Le chef de l’Etat aux réformes libérales du début du quinquennat allait alors revêtir les habits d’un président social-démocrate et pratiquer le « quoi qu’il en coûte » d’un Etat-providence pour maintenir à flot une économie en passe d’être submergée par la vague épidémique. Mais s’il a modifié son logiciel politique pour faire face au Covid-19, Emmanuel Macron a conservé le caractère jupitérien de sa présidence, décidant seul, dans le huis clos d’un opaque conseil de défense sanitaire, exaspérant les oppositions – sans prises sur le cours des choses ni idées – et bousculant ses propres ministres jusqu’au Premier d’entre eux. Jean Castex s’était ainsi retrouvé contraint d’annoncer le 29 janvier dernier qu’il n’y aurait pas le 3e confinement que tout le monde attendait. Fidèle à son intuition et à son sens politique, Emmanuel Macron avait décidé de repousser ce confinement angoissant, tablant sur la montée en puissance de la campagne de vaccination pour passer la vague et désireux de remporter ce « pari » politique face aux injonctions des mandarins du Conseil scientifiques et de tout ce que la France compte de commentateurs patentés et d’épidémiologistes de plateaux télé. L’épidémie progressait mais le Président entendait bien rester le maître des horloges.
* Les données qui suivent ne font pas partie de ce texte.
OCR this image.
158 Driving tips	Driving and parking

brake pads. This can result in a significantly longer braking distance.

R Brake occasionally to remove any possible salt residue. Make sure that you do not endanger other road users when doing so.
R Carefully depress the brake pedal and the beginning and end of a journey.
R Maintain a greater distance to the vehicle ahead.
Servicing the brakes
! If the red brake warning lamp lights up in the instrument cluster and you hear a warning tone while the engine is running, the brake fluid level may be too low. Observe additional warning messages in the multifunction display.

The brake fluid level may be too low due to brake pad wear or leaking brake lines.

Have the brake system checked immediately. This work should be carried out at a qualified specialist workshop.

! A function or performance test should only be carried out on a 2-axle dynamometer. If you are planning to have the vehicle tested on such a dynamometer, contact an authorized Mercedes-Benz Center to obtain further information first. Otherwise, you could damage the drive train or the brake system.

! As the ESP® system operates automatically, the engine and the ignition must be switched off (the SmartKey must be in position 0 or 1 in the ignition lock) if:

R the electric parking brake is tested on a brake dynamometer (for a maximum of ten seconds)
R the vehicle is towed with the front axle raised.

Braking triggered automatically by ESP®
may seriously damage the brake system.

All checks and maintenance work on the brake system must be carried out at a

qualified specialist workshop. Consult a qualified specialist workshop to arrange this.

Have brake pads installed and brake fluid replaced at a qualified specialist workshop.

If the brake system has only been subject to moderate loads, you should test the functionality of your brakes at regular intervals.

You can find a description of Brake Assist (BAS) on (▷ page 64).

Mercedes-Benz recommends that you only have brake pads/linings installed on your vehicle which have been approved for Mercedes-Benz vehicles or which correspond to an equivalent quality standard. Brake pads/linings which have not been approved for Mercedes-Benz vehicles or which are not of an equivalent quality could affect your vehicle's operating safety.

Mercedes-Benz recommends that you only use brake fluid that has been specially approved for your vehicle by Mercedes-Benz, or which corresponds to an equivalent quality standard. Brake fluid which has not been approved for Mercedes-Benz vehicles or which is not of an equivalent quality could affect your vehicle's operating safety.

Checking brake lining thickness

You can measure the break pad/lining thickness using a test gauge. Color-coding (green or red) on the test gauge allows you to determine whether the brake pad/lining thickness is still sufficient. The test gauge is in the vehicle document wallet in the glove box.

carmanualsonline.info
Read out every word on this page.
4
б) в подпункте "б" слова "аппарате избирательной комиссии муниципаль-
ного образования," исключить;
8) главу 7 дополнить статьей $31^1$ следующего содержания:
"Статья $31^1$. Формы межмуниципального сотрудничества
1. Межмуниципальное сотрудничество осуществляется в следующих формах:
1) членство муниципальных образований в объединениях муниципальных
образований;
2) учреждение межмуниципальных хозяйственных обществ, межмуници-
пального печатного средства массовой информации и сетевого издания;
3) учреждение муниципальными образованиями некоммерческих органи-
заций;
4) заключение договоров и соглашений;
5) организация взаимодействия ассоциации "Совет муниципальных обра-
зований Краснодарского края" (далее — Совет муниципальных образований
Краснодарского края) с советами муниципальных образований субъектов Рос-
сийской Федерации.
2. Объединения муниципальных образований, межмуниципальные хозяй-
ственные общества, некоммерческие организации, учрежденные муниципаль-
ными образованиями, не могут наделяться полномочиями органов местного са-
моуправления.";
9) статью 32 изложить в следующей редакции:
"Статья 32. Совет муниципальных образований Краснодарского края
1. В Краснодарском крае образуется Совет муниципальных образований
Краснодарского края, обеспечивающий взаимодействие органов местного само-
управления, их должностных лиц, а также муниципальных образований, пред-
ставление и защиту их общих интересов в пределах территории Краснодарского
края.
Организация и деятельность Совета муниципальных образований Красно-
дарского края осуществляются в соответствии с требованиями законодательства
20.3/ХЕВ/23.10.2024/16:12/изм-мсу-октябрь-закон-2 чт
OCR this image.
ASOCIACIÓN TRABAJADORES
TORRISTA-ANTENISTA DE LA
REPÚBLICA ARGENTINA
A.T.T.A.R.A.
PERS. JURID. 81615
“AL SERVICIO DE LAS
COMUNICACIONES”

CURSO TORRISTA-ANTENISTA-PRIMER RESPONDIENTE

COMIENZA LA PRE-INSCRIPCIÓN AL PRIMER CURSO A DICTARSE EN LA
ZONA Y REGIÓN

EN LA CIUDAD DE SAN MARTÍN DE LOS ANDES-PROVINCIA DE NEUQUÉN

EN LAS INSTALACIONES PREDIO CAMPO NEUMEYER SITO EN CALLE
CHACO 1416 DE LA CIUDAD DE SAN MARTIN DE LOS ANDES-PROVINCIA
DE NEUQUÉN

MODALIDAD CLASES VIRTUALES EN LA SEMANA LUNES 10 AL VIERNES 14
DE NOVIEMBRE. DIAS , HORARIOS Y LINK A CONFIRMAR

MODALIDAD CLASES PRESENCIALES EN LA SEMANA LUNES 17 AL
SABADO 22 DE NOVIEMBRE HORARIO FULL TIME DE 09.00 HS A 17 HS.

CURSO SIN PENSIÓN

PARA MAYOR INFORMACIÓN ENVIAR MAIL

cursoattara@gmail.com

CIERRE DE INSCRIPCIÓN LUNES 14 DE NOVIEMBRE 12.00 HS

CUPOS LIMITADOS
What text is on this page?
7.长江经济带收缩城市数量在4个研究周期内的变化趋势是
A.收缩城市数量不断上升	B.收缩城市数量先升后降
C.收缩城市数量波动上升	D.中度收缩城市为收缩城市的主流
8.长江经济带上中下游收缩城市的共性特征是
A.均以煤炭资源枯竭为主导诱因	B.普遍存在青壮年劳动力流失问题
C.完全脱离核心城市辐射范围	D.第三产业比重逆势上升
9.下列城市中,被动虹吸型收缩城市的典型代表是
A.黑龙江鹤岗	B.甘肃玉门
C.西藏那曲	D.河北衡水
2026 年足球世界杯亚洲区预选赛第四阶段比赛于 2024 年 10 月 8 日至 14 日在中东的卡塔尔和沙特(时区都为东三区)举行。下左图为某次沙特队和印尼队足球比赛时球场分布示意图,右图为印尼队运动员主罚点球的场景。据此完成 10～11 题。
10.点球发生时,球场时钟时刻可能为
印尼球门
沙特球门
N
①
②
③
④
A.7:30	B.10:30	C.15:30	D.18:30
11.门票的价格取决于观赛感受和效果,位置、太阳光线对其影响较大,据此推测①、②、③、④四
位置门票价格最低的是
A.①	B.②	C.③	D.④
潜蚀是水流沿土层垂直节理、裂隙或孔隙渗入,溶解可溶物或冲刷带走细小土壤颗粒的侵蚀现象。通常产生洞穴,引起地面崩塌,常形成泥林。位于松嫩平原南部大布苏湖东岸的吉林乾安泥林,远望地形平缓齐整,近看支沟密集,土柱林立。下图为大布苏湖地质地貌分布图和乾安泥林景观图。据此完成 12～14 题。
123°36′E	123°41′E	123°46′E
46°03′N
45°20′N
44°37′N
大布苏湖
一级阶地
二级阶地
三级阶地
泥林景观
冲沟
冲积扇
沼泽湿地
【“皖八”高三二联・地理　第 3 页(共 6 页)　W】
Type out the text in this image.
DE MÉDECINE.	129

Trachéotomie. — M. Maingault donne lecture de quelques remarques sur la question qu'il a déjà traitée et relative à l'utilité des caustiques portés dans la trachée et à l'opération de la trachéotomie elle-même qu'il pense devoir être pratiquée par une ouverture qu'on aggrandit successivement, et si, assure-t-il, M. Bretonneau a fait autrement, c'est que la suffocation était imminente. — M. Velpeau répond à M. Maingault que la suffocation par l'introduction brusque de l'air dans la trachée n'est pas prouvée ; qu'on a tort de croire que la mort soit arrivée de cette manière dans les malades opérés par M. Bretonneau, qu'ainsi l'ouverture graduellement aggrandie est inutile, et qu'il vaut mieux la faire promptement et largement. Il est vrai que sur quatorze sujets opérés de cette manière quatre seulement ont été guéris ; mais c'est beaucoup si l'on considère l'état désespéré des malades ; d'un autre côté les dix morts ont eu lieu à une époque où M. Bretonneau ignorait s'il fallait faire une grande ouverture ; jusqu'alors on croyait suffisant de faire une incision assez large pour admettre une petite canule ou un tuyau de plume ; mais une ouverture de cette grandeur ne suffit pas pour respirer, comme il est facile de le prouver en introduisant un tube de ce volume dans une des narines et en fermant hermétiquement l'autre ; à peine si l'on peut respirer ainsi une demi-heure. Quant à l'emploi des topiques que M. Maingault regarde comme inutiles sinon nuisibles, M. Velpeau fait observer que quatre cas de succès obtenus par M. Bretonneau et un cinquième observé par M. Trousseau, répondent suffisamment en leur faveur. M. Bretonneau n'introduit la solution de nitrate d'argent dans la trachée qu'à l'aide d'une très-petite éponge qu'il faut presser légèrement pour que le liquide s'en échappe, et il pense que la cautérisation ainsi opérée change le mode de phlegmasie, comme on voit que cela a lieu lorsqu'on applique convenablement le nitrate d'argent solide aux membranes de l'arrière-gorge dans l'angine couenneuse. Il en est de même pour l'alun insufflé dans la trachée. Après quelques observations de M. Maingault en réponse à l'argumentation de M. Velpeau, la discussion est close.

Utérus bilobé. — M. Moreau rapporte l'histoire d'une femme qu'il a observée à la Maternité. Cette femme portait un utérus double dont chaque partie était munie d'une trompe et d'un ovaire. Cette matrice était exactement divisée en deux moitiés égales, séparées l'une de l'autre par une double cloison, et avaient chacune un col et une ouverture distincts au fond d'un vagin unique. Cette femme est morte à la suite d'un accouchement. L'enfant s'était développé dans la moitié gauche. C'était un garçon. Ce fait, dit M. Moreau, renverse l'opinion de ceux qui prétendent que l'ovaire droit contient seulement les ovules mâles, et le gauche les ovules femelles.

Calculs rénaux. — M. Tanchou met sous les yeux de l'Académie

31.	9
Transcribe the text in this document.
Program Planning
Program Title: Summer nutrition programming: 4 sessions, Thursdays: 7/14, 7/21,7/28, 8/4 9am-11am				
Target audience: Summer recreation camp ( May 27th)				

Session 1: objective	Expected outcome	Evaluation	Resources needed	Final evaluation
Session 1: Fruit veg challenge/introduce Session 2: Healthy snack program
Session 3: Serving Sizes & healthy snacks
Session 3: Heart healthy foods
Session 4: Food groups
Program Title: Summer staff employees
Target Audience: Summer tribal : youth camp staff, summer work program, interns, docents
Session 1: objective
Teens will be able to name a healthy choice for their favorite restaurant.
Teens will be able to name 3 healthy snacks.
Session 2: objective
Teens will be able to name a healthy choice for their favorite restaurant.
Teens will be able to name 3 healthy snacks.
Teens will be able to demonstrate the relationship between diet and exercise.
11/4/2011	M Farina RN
Jusqu’à ce lundi… Alors que la 3e vague épidémique est une réalité que vivent depuis des jours les hôpitaux franciliens saturés, et que la campagne vaccinale avance à un rythme de tortue, faute de doses et d’une logistique millimétrée, Emmanuel Macron a reconnu depuis Montauban que « le maître du temps, c’est le virus malheureusement… » Et qu’il allait donc falloir prendre de nouvelles mesures, expérimenter de nouvelles méthodes non plus seul mais en concertation. La multiplication ces dernières heures des consultations tous azimuts avec les scientifiques, les médecins ou les élus locaux pour imaginer les solutions territorialisées les plus efficaces et les plus acceptables pour les Français constitue sans doute, un an après le premier confinement, un tournant dans la gestion de l’épidémie. Et la preuve que les certitudes, parfois martelées comme la méthode Coué, laissent désormais place à un fonctionnement moins vertical et une humilité bienvenue.
(Editorial publié dans La Dépêche du Midi du jeudi 18 mars 2021)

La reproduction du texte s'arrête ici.